To build a broad understanding of cooking and event planning experiences, we investigated businesses that serve these needs.
We visited cooking-related stores: Sur La Table and Bed Bath & Beyond for kitchenware, Whole Foods for grocery shopping, and Barnes & Noble for recipe and event planning books. During these excursions, we observed how food-related objects and information are handled in the physical world.
Many shoppers at Whole Foods constantly scanned shelves and scrutinized product labels. Shoppers frequently picked up and handled products, especially when selecting fresh produce. Handheld Artifacts
Many shoppers brought physical shopping lists to the store, whether handwritten or printed out. Planning
Sur La Table and Bed Bath & Beyond both provided plenty of goods to aid in cooking, but neither contained much relating to the needs of a cook hosting a complex meal. Barnes & Noble displayed many recipe books but much less relating to event planning. Event-oriented books typically contained sample menus and sometimes included multiple lists of ingredients for various party sizes, as well as time frames outlining when to begin tasks and food preparation. Recipes
Shoppers browsed through the recipes section while they shopped for food.

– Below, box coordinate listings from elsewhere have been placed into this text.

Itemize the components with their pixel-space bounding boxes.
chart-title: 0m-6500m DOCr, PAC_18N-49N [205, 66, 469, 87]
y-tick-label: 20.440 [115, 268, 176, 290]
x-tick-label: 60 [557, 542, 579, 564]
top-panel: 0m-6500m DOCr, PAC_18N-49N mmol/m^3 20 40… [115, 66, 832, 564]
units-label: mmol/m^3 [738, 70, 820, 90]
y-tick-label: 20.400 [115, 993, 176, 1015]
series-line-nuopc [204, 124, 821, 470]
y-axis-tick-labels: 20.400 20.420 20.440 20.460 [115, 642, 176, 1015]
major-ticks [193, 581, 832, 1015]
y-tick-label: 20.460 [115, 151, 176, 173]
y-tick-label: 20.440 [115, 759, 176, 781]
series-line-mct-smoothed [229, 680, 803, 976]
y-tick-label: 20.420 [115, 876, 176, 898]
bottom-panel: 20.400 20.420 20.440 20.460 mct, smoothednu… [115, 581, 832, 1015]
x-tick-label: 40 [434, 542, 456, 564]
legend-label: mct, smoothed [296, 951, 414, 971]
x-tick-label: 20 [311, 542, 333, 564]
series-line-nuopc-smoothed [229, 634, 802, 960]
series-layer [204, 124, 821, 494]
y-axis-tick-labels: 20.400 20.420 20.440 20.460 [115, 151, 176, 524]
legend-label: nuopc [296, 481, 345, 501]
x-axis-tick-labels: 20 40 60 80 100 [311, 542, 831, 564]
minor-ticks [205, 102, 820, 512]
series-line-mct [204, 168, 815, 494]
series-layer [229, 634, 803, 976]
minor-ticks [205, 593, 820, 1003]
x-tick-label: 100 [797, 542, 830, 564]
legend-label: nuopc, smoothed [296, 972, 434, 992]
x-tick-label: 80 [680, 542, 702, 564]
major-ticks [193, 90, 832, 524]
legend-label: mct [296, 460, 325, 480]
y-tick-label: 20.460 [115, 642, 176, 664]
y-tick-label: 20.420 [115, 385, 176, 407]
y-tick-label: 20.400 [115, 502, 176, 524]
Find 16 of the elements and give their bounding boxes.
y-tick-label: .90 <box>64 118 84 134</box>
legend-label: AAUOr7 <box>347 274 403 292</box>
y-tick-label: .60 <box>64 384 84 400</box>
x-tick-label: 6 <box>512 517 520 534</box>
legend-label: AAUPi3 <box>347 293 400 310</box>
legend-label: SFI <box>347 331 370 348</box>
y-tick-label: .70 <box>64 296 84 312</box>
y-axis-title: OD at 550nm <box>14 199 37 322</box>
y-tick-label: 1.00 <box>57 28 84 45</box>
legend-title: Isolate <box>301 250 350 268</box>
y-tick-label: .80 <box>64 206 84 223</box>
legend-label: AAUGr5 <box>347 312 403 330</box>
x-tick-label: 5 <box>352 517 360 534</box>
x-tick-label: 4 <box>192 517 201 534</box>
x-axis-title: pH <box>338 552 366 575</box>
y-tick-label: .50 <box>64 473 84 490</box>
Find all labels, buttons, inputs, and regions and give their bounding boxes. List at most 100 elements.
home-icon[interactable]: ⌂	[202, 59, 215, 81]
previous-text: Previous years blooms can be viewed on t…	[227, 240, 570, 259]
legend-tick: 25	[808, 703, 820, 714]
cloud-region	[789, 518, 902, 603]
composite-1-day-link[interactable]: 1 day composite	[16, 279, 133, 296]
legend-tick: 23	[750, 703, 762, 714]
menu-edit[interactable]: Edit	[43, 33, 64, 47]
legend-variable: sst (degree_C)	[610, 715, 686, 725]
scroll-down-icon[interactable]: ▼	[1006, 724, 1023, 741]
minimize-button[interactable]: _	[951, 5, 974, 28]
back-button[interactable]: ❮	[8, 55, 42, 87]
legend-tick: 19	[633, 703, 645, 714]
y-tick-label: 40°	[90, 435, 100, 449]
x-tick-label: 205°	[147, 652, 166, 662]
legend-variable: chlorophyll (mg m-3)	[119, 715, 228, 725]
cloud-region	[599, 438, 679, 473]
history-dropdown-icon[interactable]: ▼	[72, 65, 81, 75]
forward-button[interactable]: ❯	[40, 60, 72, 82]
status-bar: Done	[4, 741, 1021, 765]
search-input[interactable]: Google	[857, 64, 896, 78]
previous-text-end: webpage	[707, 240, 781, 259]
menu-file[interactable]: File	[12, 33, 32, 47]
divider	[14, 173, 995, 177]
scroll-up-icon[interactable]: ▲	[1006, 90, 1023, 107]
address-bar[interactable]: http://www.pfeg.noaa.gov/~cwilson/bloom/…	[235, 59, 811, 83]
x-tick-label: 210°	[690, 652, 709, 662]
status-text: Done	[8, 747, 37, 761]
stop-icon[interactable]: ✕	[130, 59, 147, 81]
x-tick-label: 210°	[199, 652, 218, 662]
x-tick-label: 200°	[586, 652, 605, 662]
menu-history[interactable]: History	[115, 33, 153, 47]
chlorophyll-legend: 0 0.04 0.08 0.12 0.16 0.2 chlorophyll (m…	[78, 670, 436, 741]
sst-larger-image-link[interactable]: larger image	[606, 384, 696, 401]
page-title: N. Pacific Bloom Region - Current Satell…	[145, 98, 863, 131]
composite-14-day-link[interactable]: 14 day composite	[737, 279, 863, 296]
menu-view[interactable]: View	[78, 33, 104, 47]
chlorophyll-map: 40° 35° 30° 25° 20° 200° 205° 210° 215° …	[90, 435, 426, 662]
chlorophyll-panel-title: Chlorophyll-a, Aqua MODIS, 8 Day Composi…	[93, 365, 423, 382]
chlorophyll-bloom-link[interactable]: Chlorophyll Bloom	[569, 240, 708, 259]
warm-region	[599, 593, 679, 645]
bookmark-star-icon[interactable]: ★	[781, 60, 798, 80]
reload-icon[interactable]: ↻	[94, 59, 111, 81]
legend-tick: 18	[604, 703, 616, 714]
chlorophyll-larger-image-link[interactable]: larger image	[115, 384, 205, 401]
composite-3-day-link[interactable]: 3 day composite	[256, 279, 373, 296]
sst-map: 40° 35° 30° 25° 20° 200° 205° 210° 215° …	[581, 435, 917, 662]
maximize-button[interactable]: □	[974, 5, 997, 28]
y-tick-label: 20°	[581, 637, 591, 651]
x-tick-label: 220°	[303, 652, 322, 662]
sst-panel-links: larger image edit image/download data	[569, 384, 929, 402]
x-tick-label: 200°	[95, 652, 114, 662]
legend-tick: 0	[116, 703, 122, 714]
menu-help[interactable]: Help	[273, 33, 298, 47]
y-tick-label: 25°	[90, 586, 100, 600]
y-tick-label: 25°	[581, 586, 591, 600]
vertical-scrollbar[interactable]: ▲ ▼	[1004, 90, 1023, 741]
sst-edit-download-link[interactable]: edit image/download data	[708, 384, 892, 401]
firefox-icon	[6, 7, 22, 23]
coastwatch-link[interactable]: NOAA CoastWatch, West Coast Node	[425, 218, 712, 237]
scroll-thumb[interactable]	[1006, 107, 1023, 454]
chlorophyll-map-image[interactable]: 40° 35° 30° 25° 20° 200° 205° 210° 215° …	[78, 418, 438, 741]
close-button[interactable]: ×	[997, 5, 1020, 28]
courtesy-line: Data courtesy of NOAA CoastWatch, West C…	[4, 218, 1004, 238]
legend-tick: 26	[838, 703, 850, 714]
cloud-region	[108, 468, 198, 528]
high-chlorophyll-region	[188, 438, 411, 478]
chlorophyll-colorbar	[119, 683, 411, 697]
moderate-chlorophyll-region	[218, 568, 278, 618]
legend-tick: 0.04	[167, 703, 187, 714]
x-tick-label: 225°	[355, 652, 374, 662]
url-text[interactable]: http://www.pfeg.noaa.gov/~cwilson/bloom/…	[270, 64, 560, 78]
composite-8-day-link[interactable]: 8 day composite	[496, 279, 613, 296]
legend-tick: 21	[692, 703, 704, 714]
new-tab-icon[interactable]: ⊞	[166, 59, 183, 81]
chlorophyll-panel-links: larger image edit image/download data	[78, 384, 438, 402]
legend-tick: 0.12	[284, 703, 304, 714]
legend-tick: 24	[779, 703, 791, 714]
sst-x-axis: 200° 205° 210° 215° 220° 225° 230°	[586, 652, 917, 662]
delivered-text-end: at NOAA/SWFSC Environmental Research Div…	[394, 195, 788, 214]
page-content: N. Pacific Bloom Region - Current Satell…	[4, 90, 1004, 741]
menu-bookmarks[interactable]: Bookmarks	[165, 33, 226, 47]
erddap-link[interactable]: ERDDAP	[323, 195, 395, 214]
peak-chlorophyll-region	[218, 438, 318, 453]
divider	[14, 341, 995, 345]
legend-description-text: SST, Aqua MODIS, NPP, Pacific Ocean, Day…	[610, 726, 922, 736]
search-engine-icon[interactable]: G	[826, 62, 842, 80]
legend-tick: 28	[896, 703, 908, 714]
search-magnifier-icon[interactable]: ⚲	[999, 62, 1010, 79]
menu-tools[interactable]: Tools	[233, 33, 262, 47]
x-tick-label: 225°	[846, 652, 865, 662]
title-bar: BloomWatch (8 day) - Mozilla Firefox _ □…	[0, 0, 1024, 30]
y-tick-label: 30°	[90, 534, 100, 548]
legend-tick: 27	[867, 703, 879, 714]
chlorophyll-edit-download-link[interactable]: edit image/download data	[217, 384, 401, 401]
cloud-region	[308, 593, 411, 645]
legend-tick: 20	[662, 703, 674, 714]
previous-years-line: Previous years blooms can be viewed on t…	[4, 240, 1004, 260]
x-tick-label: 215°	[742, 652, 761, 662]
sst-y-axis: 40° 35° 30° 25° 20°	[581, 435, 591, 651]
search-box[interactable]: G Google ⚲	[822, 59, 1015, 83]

Contextual Recipes: Whole Foods provided lists of recipes next to foods to help shoppers learn about the usages of the ingredients. Design Insights
Recipes need to be usable in the context shopping so people can check ingredients off as they go.
Side-by-side comparisons are integral to the shopping experience.
Support distinctions between different types of groceries so that shoppers know what to use. (fresh vs dried, peak freshness).
Recipes need to be printable.
Help cooks scale recipes up or down.
Guide users in planning the timing of the many tasks involved in planning a large meal.